Something similar happens in the European rep system. At the Schabühne in Berlin, Lars Eidinger has been playing Hamlet for the last seven years. He was 32 when he started and in January, he'll turn 40 – older, even, than David Tennant's mature student prince for the RSC. All these productions still sell well: short runs, packed houses. Toneelgroep Amsterdam, Ivo van Hove's company, brings its best shows back on occasion, usually around international demand.

'It seems five or six years needs to pass before you can start craving a show'

There are benefits to that: last year, I very nearly travelled all the way to Adelaide just to catch up on The Roman Tragedies. Having missed its Barbican outing in 2009, I've been cursing my stupidity ever since. The chance to catch up at some stage in Amsterdam – and there are whispers of the Barbican bringing it back – is a great thing. With other shows, I know I'll never get the chance: last week, someone was explaining the power of Nicholas Hytner's Carousel, how it changed the nature of musical theatre in Britain. I'd give anything to have seen Nicol Williamson onstage. Ditto Donald Sinden's Malvolio and Michael Gambon's Eddie Carbone. Instead, I have to be content with recordings and criticism – a start, but no substitute.

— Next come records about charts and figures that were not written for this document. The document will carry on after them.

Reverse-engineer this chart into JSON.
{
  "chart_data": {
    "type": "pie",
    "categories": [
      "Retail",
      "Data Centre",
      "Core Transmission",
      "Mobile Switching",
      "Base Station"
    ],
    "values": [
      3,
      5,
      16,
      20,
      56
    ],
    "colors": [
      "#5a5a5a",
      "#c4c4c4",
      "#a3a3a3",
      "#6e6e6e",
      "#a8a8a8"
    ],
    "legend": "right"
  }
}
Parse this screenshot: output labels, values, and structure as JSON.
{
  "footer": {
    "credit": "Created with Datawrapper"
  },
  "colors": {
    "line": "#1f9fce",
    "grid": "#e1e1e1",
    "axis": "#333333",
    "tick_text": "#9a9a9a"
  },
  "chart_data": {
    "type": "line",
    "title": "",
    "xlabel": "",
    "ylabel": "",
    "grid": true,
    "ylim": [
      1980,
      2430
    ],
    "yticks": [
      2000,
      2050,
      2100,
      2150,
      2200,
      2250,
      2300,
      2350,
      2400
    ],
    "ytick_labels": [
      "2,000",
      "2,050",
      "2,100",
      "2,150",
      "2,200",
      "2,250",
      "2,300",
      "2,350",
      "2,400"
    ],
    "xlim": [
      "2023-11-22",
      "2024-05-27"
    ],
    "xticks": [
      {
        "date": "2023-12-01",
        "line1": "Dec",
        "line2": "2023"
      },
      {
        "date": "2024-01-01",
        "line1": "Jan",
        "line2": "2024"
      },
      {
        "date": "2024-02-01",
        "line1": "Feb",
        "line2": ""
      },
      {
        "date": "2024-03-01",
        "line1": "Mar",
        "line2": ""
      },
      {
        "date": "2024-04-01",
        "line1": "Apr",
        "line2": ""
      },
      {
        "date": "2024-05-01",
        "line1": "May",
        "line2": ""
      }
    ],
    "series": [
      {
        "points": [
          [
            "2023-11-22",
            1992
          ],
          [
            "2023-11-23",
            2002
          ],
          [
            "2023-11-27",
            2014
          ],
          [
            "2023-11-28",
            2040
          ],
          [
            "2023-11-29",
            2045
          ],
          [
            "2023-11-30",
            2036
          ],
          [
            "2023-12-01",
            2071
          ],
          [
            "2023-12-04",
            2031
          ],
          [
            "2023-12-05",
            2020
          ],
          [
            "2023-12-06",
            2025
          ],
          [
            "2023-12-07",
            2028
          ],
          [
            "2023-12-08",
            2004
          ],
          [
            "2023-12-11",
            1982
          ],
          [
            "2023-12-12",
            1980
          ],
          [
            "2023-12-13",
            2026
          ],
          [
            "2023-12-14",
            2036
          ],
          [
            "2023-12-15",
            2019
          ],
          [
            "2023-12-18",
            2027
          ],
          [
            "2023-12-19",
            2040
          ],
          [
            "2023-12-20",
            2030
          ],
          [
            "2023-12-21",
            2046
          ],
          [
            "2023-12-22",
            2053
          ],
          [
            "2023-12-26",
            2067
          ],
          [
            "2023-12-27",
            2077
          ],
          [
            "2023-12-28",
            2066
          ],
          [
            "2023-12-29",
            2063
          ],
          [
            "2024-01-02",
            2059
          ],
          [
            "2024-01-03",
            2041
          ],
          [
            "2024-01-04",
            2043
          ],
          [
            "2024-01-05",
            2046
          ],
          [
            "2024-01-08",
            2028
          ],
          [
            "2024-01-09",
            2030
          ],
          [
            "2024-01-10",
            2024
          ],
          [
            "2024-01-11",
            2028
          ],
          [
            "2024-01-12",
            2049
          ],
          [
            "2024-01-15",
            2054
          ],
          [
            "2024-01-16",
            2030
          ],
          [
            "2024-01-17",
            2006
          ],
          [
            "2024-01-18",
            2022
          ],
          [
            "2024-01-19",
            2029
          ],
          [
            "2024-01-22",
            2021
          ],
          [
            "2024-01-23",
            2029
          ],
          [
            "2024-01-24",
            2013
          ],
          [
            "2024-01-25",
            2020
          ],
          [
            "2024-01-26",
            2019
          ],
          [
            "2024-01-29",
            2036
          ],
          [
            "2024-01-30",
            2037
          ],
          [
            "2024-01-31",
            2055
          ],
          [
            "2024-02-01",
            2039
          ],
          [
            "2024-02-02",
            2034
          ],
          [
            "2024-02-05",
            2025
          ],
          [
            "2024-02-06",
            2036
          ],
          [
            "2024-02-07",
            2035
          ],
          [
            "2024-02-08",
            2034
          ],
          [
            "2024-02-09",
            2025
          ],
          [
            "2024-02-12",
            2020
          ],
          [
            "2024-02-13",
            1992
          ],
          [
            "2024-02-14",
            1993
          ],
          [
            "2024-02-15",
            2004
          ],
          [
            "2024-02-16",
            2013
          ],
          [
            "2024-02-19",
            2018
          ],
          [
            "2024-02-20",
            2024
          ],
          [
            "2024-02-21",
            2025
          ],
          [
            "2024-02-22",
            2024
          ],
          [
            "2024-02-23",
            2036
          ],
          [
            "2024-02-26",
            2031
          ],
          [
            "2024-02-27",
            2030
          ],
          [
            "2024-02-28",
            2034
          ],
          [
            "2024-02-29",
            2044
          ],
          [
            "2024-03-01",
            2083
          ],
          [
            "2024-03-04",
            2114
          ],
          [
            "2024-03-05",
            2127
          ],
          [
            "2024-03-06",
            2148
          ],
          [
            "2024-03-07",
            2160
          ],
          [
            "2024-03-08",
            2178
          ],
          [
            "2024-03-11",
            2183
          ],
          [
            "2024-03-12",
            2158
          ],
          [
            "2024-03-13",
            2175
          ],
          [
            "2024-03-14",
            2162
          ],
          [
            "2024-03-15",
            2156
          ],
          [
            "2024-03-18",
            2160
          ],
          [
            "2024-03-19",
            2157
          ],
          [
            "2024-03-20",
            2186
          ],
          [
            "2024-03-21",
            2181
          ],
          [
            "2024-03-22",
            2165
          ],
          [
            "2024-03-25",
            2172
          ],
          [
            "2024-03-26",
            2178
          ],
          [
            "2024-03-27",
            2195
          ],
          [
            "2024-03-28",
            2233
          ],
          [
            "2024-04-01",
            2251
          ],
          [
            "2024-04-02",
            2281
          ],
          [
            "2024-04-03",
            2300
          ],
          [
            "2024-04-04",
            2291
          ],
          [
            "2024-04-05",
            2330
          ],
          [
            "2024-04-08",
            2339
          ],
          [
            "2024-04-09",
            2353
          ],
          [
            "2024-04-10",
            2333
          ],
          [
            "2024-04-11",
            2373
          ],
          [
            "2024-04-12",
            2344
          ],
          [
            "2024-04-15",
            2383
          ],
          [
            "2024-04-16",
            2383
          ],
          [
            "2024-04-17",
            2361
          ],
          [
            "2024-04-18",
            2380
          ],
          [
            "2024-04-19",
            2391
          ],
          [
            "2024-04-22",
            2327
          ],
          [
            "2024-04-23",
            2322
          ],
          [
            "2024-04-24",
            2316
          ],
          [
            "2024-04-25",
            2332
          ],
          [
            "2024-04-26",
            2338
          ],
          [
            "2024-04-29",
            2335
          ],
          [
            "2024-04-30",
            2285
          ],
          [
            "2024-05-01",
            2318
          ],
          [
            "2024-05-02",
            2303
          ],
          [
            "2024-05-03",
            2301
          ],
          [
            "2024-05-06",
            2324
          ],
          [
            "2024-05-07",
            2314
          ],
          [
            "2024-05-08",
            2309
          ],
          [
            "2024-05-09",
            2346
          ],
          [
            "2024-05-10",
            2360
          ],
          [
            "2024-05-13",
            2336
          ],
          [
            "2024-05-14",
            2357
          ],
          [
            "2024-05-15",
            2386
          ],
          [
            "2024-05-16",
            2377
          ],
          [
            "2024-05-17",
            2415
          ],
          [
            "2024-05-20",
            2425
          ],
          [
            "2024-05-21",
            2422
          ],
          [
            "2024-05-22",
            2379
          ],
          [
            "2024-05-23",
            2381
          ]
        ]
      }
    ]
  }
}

It's not all about catching up though. Some shows I wish I could see all over again: Mike Bartlett's Cock with its original Ben Whishaw, Andrew Scott, Katherine Parkinson cast; Earthquakes in London on that winding red catwalk, booming out (ha) Coldplay, Arcade Fire and Marina and the Diamonds. Would they feel dated today or would they zip and zing as they did at the time? Timing's all important: I don't yet feel the same about other shows that I've loved, Three Kingdoms, say, or A View from the Bridge. It seems five or six years needs to pass before you can start craving a show.

Returning to shows like this can be remarkable. When Mark Rylance stepped back into Olivia's corset in the Globe's all-male Twelfth Night, it held special resonance for me. In 2002, aged 17, it was one of the very first shows to get me hooked on theatregoing. What was so fascinating about its return was noticing how much I'd either missed or forgotten. While the shows inevitably change – actors age and resonances shift – so do we. Theatre reflects that back at us, beautifully.